Many earth defender communities across the globe harbor and express extensive traditional knowledge about their lands or waters. This knowledge may include traditional technologies of subsistence, ethnobotany and knowledge of medical plants, celestial navigation and astronomy, climate and ecological knowledge, or historical and spiritual knowledge. Traditional knowledge about the landscape is expressed in diverse formats including stories and songs, is frequently passed down orally from generation to generation, and often taught and learned by traveling with an elder from the community. For many communities, their culture is inextricably linked to the territory.
As colonization and acculturation increasingly affect traditional or local ways of life, that living memory and repository of knowledge is harder and harder to transfer from generation to generation. The allure of modernity, and the temptation of living a modern life in the city, may result in a local undervaluation of traditional knowledge.
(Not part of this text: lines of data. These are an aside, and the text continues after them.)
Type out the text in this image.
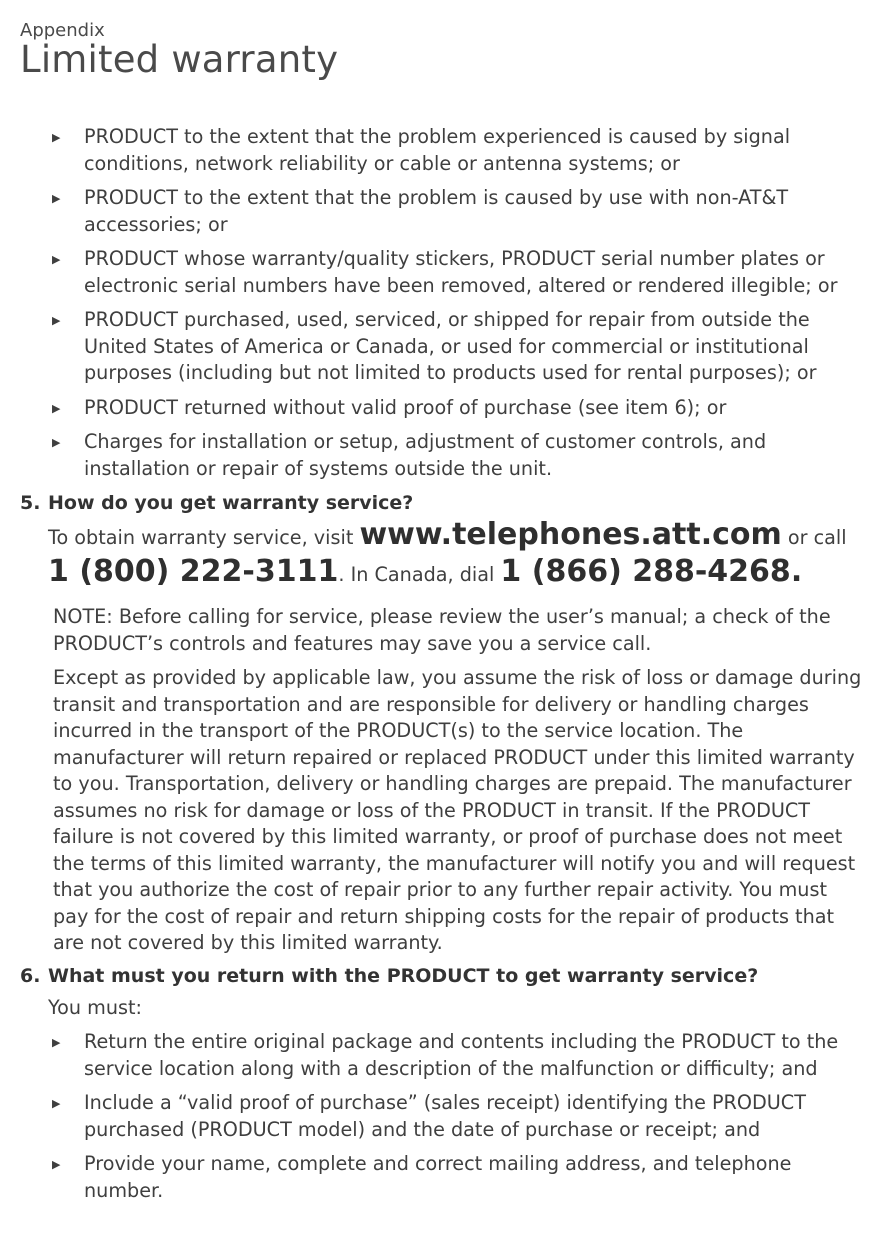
Appendix
Limited warranty
▶ PRODUCT to the extent that the problem experienced is caused by signal conditions, network reliability or cable or antenna systems; or
▶ PRODUCT to the extent that the problem is caused by use with non-AT&T accessories; or
▶ PRODUCT whose warranty/quality stickers, PRODUCT serial number plates or electronic serial numbers have been removed, altered or rendered illegible; or
▶ PRODUCT purchased, used, serviced, or shipped for repair from outside the United States of America or Canada, or used for commercial or institutional purposes (including but not limited to products used for rental purposes); or
▶ PRODUCT returned without valid proof of purchase (see item 6); or
▶ Charges for installation or setup, adjustment of customer controls, and installation or repair of systems outside the unit.
5. How do you get warranty service?
To obtain warranty service, visit www.telephones.att.com or call
1 (800) 222-3111. In Canada, dial 1 (866) 288-4268.
NOTE: Before calling for service, please review the user’s manual; a check of the PRODUCT’s controls and features may save you a service call.
Except as provided by applicable law, you assume the risk of loss or damage during transit and transportation and are responsible for delivery or handling charges incurred in the transport of the PRODUCT(s) to the service location. The manufacturer will return repaired or replaced PRODUCT under this limited warranty to you. Transportation, delivery or handling charges are prepaid. The manufacturer assumes no risk for damage or loss of the PRODUCT in transit. If the PRODUCT failure is not covered by this limited warranty, or proof of purchase does not meet the terms of this limited warranty, the manufacturer will notify you and will request that you authorize the cost of repair prior to any further repair activity. You must pay for the cost of repair and return shipping costs for the repair of products that are not covered by this limited warranty.
6. What must you return with the PRODUCT to get warranty service?
You must:
▶ Return the entire original package and contents including the PRODUCT to the service location along with a description of the malfunction or difficulty; and
▶ Include a “valid proof of purchase” (sales receipt) identifying the PRODUCT purchased (PRODUCT model) and the date of purchase or receipt; and
▶ Provide your name, complete and correct mailing address, and telephone number.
And as the means and technologies of subsistence, travel, and work shift to become more modernized, younger community members are no longer traveling through the territory in the same way as before, or even present in the village or homestead at all.
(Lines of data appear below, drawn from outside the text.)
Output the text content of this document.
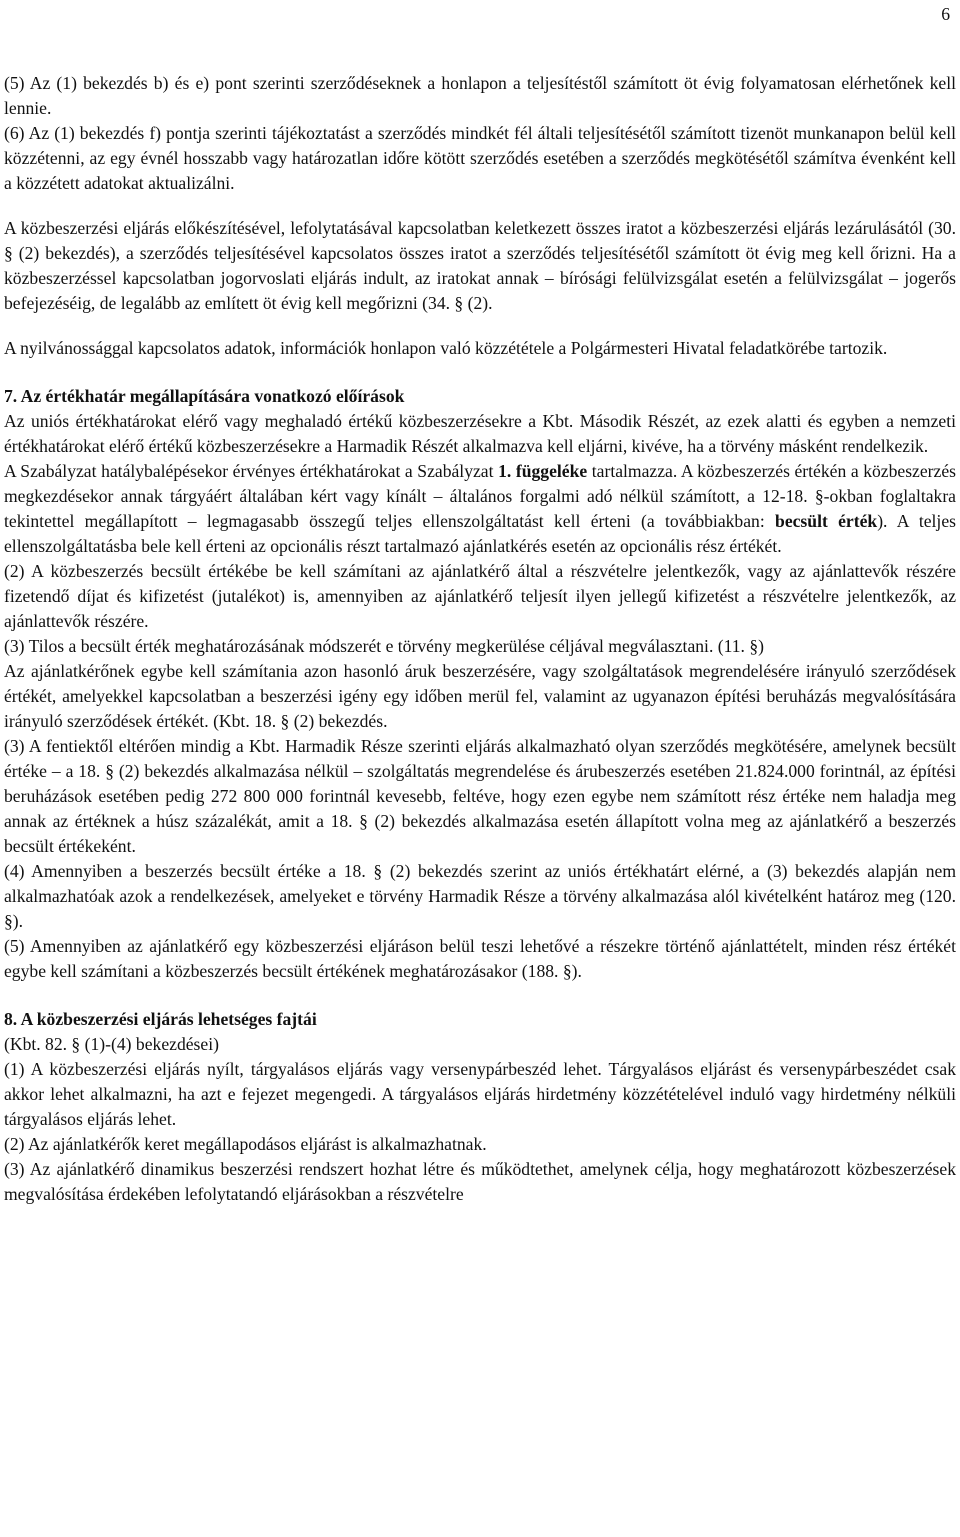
6

(5) Az (1) bekezdés b) és e) pont szerinti szerződéseknek a honlapon a teljesítéstől számított öt évig folyamatosan elérhetőnek kell lennie.

(6) Az (1) bekezdés f) pontja szerinti tájékoztatást a szerződés mindkét fél általi teljesítésétől számított tizenöt munkanapon belül kell közzétenni, az egy évnél hosszabb vagy határozatlan időre kötött szerződés esetében a szerződés megkötésétől számítva évenként kell a közzétett adatokat aktualizálni.

A közbeszerzési eljárás előkészítésével, lefolytatásával kapcsolatban keletkezett összes iratot a közbeszerzési eljárás lezárulásától (30. § (2) bekezdés), a szerződés teljesítésével kapcsolatos összes iratot a szerződés teljesítésétől számított öt évig meg kell őrizni. Ha a közbeszerzéssel kapcsolatban jogorvoslati eljárás indult, az iratokat annak – bírósági felülvizsgálat esetén a felülvizsgálat – jogerős befejezéséig, de legalább az említett öt évig kell megőrizni (34. § (2).

A nyilvánossággal kapcsolatos adatok, információk honlapon való közzététele a Polgármesteri Hivatal feladatkörébe tartozik.

7. Az értékhatár megállapítására vonatkozó előírások

Az uniós értékhatárokat elérő vagy meghaladó értékű közbeszerzésekre a Kbt. Második Részét, az ezek alatti és egyben a nemzeti értékhatárokat elérő értékű közbeszerzésekre a Harmadik Részét alkalmazva kell eljárni, kivéve, ha a törvény másként rendelkezik.

A Szabályzat hatálybalépésekor érvényes értékhatárokat a Szabályzat 1. függeléke tartalmazza. A közbeszerzés értékén a közbeszerzés megkezdésekor annak tárgyáért általában kért vagy kínált – általános forgalmi adó nélkül számított, a 12-18. §-okban foglaltakra tekintettel megállapított – legmagasabb összegű teljes ellenszolgáltatást kell érteni (a továbbiakban: becsült érték). A teljes ellenszolgáltatásba bele kell érteni az opcionális részt tartalmazó ajánlatkérés esetén az opcionális rész értékét.

(2) A közbeszerzés becsült értékébe be kell számítani az ajánlatkérő által a részvételre jelentkezők, vagy az ajánlattevők részére fizetendő díjat és kifizetést (jutalékot) is, amennyiben az ajánlatkérő teljesít ilyen jellegű kifizetést a részvételre jelentkezők, az ajánlattevők részére.

(3) Tilos a becsült érték meghatározásának módszerét e törvény megkerülése céljával megválasztani. (11. §)

Az ajánlatkérőnek egybe kell számítania azon hasonló áruk beszerzésére, vagy szolgáltatások megrendelésére irányuló szerződések értékét, amelyekkel kapcsolatban a beszerzési igény egy időben merül fel, valamint az ugyanazon építési beruházás megvalósítására irányuló szerződések értékét. (Kbt. 18. § (2) bekezdés.

(3) A fentiektől eltérően mindig a Kbt. Harmadik Része szerinti eljárás alkalmazható olyan szerződés megkötésére, amelynek becsült értéke – a 18. § (2) bekezdés alkalmazása nélkül – szolgáltatás megrendelése és árubeszerzés esetében 21.824.000 forintnál, az építési beruházások esetében pedig 272 800 000 forintnál kevesebb, feltéve, hogy ezen egybe nem számított rész értéke nem haladja meg annak az értéknek a húsz százalékát, amit a 18. § (2) bekezdés alkalmazása esetén állapított volna meg az ajánlatkérő a beszerzés becsült értékeként.

(4) Amennyiben a beszerzés becsült értéke a 18. § (2) bekezdés szerint az uniós értékhatárt elérné, a (3) bekezdés alapján nem alkalmazhatóak azok a rendelkezések, amelyeket e törvény Harmadik Része a törvény alkalmazása alól kivételként határoz meg (120. §).

(5) Amennyiben az ajánlatkérő egy közbeszerzési eljáráson belül teszi lehetővé a részekre történő ajánlattételt, minden rész értékét egybe kell számítani a közbeszerzés becsült értékének meghatározásakor (188. §).

8. A közbeszerzési eljárás lehetséges fajtái

(Kbt. 82. § (1)-(4) bekezdései)

(1) A közbeszerzési eljárás nyílt, tárgyalásos eljárás vagy versenypárbeszéd lehet. Tárgyalásos eljárást és versenypárbeszédet csak akkor lehet alkalmazni, ha azt e fejezet megengedi. A tárgyalásos eljárás hirdetmény közzétételével induló vagy hirdetmény nélküli tárgyalásos eljárás lehet.

(2) Az ajánlatkérők keret megállapodásos eljárást is alkalmazhatnak.

(3) Az ajánlatkérő dinamikus beszerzési rendszert hozhat létre és működtethet, amelynek célja, hogy meghatározott közbeszerzések megvalósítása érdekében lefolytatandó eljárásokban a részvételre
Because mapping projects invariably involve conversations about the land or water, they can help restart processes of knowledge transmission that have become stilted due to these influences of modernity or colonialism, and allow communities to record and archive local knowledge. When poised to think about the territory, and places within the territory, it frequently prompts community knowledge keepers to remember, and share. Elders can become motivated to share their traditional knowledge again through a mapping project, because their knowledge is actively solicited, and they see that the younger people are excited to learn about a technology that can help document the knowledge of the land. By contrast, mapping can also help younger community members realize the cultural, historical, or spiritual value of the land in ways they did not understand before. The process of mapping itself becomes a form of knowledge transmission.